Богатырские хроники. Тетралогия.
Шрифт:
Но в то же самое мгновение Святополк стал теснить нас с тыла. Войско наше смешалось.
— Ловушка! Ловушка! — закричали кругом.
И тут прискакал гонец с перекошенным от волнения лицом:
— Князь, степняки на юге!
Прежде чем я успел вымолвить слово, князь Ярослав прокричал:
— Ко мне! На Степь!
— Продолжай давить на запад, князь! — крикнул я.
— Безумный чародей! Я не хочу кончить свои дни в плену степняков!
— Продолжай давить на запад! Это наши союзники!
— Ты потерял разум, Добрыня!
—
— Князь Ярослав, — сказал я тихо. — Я клянусь тебе, что это подошла помощь. Вспомни про стрелу, которую я вынул из огня.
Князь несколько мгновений смотрел на меня с ненавистью, а потом махнул рукой и крикнул:
— Все равно смерть! На запад! На Киев!
За несколько минут степняки смяли войско Святополка и со свистом понеслись рядом с нами. Многие наши от изумления застыли на месте, но тут же совладали с собой, и вот уже мы наступали, а Святополк бежал.
В этой битве Святополк был разбит наголову. Следы его вели на запад; как видно, он бежал в Польшу к королю Болеславу, своему тестю. Дорога на Киев была открыта.
К вечеру мы сошлись в шатре князя Ярослава. Он был возбужден победой и все допытывался у предводителя степняков, по чьему велению он прибыл, но тот отвечал немногословно:
— По велению твоему и по словам Добрыни Никитича.

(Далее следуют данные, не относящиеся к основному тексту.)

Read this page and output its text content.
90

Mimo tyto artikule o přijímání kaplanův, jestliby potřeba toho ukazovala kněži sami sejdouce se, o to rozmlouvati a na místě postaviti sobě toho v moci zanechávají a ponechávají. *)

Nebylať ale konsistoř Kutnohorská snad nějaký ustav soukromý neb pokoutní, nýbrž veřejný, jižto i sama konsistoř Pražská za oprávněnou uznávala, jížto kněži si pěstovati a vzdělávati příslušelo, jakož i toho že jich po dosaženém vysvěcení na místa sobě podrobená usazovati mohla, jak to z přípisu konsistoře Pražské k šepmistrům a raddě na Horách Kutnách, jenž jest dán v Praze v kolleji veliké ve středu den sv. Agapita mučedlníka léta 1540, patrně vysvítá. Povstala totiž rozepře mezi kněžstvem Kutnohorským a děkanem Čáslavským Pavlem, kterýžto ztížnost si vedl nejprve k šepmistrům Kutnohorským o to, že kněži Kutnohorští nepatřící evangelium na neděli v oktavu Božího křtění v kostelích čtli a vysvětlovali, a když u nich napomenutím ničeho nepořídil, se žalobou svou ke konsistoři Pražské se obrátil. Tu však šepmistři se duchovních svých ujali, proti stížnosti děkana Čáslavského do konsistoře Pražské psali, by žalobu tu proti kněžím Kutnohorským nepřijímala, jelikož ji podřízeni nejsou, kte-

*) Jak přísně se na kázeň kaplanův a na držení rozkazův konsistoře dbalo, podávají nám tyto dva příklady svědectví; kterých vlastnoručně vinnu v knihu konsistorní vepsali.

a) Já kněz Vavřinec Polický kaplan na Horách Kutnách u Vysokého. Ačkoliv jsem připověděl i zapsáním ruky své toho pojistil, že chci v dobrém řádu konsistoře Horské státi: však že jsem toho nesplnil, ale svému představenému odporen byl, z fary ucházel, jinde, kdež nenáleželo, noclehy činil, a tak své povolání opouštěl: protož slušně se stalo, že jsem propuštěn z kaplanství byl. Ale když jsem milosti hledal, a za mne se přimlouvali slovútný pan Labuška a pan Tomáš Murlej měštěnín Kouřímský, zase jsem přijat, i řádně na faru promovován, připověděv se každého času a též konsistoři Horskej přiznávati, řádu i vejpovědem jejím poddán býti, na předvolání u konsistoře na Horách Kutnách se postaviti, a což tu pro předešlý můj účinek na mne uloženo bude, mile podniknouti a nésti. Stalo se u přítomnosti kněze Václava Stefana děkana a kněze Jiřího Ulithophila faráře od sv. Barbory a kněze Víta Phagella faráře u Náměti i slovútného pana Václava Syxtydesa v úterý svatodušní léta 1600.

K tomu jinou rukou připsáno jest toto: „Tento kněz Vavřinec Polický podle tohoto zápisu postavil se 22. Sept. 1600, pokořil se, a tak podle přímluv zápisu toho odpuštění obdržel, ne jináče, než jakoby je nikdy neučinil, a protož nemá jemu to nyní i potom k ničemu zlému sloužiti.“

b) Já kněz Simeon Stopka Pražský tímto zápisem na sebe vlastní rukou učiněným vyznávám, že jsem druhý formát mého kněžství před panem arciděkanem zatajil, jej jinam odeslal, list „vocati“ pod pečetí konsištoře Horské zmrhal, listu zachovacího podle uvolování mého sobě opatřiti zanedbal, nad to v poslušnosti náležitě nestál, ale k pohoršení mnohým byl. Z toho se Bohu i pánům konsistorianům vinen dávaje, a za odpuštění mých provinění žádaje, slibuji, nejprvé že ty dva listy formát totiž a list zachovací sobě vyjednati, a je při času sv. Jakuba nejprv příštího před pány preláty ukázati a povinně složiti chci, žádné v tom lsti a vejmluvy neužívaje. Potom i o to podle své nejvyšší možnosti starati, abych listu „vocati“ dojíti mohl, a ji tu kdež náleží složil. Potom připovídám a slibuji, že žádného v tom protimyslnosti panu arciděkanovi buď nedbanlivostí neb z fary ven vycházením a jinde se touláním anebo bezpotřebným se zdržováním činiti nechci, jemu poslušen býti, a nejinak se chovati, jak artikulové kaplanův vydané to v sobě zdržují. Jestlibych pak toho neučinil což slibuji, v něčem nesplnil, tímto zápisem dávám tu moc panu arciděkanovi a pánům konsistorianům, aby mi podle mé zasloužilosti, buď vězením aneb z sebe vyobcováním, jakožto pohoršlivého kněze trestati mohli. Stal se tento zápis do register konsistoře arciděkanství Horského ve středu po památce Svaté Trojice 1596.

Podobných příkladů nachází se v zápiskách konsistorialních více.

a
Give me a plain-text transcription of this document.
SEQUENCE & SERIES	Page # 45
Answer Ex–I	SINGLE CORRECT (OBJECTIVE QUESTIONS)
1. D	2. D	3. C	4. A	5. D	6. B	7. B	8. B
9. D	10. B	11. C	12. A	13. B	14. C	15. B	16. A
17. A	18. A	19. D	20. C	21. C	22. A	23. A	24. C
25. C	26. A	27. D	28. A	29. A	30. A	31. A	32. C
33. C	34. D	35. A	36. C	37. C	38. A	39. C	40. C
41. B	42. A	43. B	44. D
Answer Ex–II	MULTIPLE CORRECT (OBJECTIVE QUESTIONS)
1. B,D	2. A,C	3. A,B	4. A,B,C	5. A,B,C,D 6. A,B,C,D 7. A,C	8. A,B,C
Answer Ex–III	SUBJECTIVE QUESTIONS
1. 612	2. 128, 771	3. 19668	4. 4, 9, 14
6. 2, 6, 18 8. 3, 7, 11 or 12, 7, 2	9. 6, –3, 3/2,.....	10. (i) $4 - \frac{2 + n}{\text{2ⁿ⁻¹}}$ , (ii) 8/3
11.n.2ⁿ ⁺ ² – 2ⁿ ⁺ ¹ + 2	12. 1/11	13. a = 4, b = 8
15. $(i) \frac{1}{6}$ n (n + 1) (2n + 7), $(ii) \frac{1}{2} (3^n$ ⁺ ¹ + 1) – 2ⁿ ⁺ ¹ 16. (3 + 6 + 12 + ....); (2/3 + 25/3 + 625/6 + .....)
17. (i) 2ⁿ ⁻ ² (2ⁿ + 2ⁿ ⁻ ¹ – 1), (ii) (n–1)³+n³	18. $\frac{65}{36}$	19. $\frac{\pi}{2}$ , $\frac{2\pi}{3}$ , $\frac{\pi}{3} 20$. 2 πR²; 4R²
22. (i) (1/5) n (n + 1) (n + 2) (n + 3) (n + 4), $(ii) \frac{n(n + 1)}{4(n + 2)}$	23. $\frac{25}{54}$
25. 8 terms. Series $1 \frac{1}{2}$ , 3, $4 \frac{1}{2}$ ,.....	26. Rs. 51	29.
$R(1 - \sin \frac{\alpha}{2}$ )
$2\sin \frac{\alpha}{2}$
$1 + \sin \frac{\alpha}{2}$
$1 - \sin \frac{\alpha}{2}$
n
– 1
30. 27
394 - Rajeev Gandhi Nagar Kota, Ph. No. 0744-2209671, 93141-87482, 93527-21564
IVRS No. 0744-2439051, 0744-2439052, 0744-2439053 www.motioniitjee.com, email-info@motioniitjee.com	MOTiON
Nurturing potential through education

Когда присутствовавшие углубились в споры, посылать ли гонцов в Киев или нет (как будто это было существенно: у любой победы длинные ноги), предводитель подошел ко мне и тихо сказал:
— Мои люди ищут его.
— Я верю, что твои люди знают его пути, но я боюсь, что он ускользнет от нас и сейчас.
— Властитель Крепости передает тебе: если мы не найдем его на этот раз, волчья охота кончается.
Я посмотрел на него:
— А как здоровье Властителя Крепости?
— Он готовится перейти к мудрейшим, скрытым от нас.
— Если мои слова успеют дойти до него, передай: Добрыня будет идти за волком до конца. Благодарность Добрыни Властителю Крепости безгранична. Добрыня желает, чтобы переход к мудрейшим, скрытым от нас, принес Властителю Крепости отдых. Он молча поклонился. Я слышал голос Ильи:
— Нет, непременно идти на Киев, не посылая гонцов! Тогда князь явится в лучах славы, как небесный воитель.
Я вышел из шатра. Было темно; тучи плотной пеленой застилали небо. Победа; но только я, наверное, знаю, насколько это жалкая победа. А теперь еще Властитель Крепости умирает.
Внезапно я почувствовал что-то.
Сам не понимая почему, я прыгнул в сторону. И тут же стрела пропела возле моего уха. Шея моя заныла, я понял, что еще одна стрела готова сорваться с тетивы, чтобы вонзиться в меня. Я рванулся вбок. Пение стрелы.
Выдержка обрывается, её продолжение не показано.